Premier film du réalisateur d’origine suisse – avant Brothers In Arms, en cours de production -, Deception (car c’est son titre original) porte malheureusement bien son nom. D’une facture très classique et porté par un trio d’acteurs aux performances variables, le film de Marcel Langenegger reste toutefois une oeuvre indéniablement honnête. C’est encore trop peu pour faire fonctionner l’ensemble, le film peinant manifestement à éviter certains écueils.


Techniquement, la photographie signée par le très grand Dante Spinotti – chef opérateur ayant prouvé toute l’étendue de son talent sur Le dernier des mohicans, Heat et Révélations de Michael Mann – est une fois de plus impeccable. Sa lumière, tout d’abord froide et précise, définit à elle seule le personnage interprété par Ewan McGregor, Jonathan, un comptable timide, abruti de travail et pour qui la notion même de relation humaine – sans même parler de rapports sociaux – est un lointain fantasme. Une photographie qui va basculer en même temps que le personnage, quand celui-ci va faire sa première rencontre, pour mieux nous emporter dans la chaleur de ses nuits de luxure.

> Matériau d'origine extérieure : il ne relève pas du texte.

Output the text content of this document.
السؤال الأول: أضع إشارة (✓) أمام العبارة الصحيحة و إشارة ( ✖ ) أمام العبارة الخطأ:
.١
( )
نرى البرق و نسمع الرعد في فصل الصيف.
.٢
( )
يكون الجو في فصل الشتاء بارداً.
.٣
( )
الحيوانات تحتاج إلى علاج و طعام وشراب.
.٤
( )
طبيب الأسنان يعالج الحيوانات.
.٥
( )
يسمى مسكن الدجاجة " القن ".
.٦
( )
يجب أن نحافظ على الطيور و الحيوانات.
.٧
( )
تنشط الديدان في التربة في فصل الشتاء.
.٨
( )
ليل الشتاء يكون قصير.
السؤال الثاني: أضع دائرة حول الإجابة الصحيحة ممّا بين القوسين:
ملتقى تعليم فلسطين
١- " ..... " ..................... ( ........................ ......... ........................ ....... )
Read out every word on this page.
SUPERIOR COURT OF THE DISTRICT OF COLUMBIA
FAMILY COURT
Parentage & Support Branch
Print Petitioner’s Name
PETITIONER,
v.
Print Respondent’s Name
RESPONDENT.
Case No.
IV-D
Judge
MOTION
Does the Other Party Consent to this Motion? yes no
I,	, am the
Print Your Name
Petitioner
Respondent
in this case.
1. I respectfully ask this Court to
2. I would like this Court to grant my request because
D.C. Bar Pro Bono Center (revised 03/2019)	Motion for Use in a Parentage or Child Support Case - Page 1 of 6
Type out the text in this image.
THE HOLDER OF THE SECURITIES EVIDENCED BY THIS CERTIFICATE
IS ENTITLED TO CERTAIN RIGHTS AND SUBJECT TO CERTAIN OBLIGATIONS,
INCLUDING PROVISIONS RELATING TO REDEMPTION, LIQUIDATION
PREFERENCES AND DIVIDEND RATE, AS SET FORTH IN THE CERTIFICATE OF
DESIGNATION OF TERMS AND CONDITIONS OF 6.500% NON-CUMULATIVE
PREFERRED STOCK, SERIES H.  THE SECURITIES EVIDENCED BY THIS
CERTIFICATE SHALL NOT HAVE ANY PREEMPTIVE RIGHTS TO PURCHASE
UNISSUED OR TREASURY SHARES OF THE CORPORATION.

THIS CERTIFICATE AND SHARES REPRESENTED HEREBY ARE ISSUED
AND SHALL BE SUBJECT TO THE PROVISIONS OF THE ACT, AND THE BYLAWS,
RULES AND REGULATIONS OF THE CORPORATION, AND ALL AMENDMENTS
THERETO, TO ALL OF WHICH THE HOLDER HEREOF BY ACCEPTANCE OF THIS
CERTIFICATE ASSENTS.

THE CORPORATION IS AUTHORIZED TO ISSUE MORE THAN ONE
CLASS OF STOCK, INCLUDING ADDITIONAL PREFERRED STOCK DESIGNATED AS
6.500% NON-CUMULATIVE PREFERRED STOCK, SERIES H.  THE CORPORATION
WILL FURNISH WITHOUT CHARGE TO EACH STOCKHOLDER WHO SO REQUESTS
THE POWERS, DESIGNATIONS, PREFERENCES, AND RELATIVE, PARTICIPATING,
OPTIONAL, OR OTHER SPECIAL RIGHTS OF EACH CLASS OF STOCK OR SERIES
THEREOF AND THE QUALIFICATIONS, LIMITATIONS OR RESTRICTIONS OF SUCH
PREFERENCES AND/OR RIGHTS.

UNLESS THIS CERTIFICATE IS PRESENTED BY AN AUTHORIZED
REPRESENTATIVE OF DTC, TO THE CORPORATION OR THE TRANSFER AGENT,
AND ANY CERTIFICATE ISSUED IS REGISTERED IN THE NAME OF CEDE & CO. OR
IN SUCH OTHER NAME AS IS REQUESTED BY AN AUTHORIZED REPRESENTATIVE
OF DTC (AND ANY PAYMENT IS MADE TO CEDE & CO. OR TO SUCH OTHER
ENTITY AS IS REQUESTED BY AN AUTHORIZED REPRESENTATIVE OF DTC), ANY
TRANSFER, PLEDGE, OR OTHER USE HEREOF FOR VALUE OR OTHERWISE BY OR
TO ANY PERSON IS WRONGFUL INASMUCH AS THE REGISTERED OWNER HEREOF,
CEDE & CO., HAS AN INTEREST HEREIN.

C’est du côté de la musique que le bât blesse une première fois. Composé par le presque inconnu Ramin Djawadi, pourtant récemment révélé par Iron Man de Jon Favreau, le score de Manipulation ne se démarque en rien du film qu’il illustre en ce qu’il se contente d’un classicisme regrettable, qui ne parvient jamais à transcender ses images. On aurait pu en attendre davantage dans film tel que celui-ci, mais on ne peut pas dire que le jeune compositeur Ramin Djawadi brille par son excellence : à l’instar de la partition de Manipulation, ses précédentes compositions manquaient cruellement de saveur (j’en reviens à Iron Man, mais aussi Blade : The Series), aucun thème ne se détachant véritablement du lot.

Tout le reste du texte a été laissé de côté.